The market will also keep a close watch on the US dollar. Investors are borrowing money at cheap rates in US dollars and buying risky assets like emerging market stocks and commodities. Experts believe that a rebound in the US currency may possibly lead to outflows from the emerging equity markets like India.
The Dollar Index, which measures the currency's value against six major units including the euro, gained on Thursday, 12 November 2009, after a weekly jobless report triggered strength in the currency. The US Dollar Index rose as much as 0.8% to 75.743 on Thursday. The dollar index gained strength on the back of risk aversion that led to a decline in equities and higher demand for the safe-haven dollar.

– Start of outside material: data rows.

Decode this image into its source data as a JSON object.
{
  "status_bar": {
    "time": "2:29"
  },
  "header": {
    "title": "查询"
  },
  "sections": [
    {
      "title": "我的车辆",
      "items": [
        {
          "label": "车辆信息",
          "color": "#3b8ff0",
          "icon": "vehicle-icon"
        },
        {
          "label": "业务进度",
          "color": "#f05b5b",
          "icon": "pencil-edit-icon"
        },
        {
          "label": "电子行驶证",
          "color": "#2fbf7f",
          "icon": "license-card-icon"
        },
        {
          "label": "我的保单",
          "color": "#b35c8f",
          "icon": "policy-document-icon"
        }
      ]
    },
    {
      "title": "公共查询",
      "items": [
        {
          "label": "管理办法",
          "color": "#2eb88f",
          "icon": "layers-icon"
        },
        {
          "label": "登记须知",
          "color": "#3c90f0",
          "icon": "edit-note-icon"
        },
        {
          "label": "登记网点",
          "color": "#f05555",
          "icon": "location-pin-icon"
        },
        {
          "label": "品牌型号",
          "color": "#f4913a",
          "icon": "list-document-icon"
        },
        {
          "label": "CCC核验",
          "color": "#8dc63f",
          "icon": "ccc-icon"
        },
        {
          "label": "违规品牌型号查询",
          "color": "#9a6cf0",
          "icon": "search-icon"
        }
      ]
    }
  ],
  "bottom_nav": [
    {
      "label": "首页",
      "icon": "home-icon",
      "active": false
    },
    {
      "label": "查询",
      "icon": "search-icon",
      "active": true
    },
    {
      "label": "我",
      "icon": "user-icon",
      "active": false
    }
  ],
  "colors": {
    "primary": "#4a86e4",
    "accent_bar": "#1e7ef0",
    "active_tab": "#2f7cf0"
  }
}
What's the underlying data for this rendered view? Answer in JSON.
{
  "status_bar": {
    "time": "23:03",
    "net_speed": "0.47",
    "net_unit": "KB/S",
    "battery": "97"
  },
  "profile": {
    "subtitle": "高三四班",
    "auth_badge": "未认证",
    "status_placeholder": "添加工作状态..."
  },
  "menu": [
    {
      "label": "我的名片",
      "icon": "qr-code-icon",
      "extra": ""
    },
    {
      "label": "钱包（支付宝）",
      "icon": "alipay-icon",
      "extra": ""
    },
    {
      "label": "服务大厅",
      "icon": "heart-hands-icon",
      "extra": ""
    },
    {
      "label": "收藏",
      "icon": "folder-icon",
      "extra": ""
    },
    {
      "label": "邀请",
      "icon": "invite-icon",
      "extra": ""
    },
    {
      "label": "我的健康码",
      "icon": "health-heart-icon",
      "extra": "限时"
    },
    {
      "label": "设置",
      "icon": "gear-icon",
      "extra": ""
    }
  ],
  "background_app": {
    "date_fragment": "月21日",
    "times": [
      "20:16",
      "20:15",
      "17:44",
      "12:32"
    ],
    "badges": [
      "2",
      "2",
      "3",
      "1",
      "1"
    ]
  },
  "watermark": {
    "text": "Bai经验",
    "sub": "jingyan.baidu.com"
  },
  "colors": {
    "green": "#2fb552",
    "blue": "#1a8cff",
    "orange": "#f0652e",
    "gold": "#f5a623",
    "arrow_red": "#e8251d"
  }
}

The 30-share BSE Sensex, which has doubled from its 2009 low in March, was one of the worst performers in October falling over 7% as investors began taking profits ahead of the close of the calendar year. The index, however, resumed its upwards march in November 2009, rising over 8% to 16696.03 on 12 November 2009, from a recent low of 15404.94 on 3 November 2009.
However, market participants are expected to remain cautious of accelerating inflation which tends to put upward pressure on interest rates and undermine equities. The government will unveil monthly inflation data for October 2009 on Saturday, 14 November 2009.
Although the Reserve Bank of India (RBI) held its main policy rates unchanged, as widely expected, at its review last month, the central bank gave enough indications that monetary tightening was round the corner with the focus shifting to tackling inflationary pressures.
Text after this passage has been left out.